A partir du lundi après-midi, chaque enfant a choisi sa lettre et le contenu de la lettre qu’il a peint lui-même à l’aide des graffeurs.
4 enfants ont choisi leur thème et réalisé leur lettre en semi-autonomie, accompagnés par les artistes. Pour le dernier, sa difficulté à être en groupe nous a emmené à adapter la prise en charge et son intégration dans le groupe. Il a réalisé 1 demi-journée le lundi et une demi-journée le mardi, il était accompagné en individuel par l’un des graffeurs. Sa participation a elle aussi été adaptée du fait d’une difficulté de concentration assez importante. Il a participé à la réalisation d’une lettre en alternance avec une activité de remplissage des triangles qui permettait de le contenir plus longtemps.
Au terme de la réalisation de la fresque, les graffeurs ont proposé un atelier peinture sur toile et chaque enfant a pu ramener une création chez lui.

Mot d'un enfant et de son père suite au projet :

« J’ai bien aimé faire du graff sur un mur.
C’est une nouvelle expérience. J’ai appris des choses. C’était un travail collectif mais chacun avait sa lettre à faire et on a été aidé par les graffeurs.
Je suis fier du résultat et fier de ma partie.
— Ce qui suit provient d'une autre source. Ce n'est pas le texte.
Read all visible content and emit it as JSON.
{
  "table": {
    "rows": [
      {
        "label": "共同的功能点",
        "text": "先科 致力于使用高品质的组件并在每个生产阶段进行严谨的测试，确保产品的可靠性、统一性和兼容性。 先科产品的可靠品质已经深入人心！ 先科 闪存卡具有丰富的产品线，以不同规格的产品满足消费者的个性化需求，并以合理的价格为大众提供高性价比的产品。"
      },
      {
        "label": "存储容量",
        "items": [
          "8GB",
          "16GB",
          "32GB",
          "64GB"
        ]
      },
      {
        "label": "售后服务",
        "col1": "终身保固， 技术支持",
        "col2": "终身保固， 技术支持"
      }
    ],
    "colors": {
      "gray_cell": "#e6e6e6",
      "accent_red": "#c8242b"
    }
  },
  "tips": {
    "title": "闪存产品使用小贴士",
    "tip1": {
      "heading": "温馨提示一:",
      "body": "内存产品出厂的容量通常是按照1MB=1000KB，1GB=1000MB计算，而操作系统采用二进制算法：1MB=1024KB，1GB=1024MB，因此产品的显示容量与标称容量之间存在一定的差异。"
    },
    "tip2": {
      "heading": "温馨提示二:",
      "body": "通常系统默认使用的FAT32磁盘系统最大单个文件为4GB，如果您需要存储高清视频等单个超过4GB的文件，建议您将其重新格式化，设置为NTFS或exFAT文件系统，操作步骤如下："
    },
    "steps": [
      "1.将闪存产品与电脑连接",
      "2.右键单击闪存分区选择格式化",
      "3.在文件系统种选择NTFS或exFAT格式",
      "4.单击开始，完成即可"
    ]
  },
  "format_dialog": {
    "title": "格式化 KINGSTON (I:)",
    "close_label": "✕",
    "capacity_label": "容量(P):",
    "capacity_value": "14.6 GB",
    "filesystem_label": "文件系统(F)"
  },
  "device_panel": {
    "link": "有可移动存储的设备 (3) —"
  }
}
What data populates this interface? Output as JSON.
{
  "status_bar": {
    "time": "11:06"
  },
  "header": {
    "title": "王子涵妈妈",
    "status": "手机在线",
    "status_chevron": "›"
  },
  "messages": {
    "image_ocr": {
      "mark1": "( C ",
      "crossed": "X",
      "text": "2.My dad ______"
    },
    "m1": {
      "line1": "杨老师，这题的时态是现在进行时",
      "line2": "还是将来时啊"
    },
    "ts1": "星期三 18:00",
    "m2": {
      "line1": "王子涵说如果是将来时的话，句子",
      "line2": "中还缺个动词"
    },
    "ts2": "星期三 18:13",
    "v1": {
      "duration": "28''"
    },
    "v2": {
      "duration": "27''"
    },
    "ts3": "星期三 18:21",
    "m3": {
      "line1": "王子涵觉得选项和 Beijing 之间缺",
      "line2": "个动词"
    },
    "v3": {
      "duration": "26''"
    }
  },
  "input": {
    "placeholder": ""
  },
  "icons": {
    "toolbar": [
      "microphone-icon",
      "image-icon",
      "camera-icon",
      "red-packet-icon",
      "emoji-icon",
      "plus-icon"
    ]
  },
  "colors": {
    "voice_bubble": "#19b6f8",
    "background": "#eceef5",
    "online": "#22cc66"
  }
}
J’ai choisi la lettre V et intégré Duffi, le personnage du Manga One Peace parce que j’aime ce Manga, l’histoire et les dessins ».
Mathéo

« Pour les jeunes ça permet d’apprendre un art urbain au lieu de faire des bêtises sur les murs.
Je suis fier de ce qu’a fait mon fils. Je trouve que ce projet a pour valeurs d’apprendre aux jeunes le respect des uns et des autres et de leur environnement ».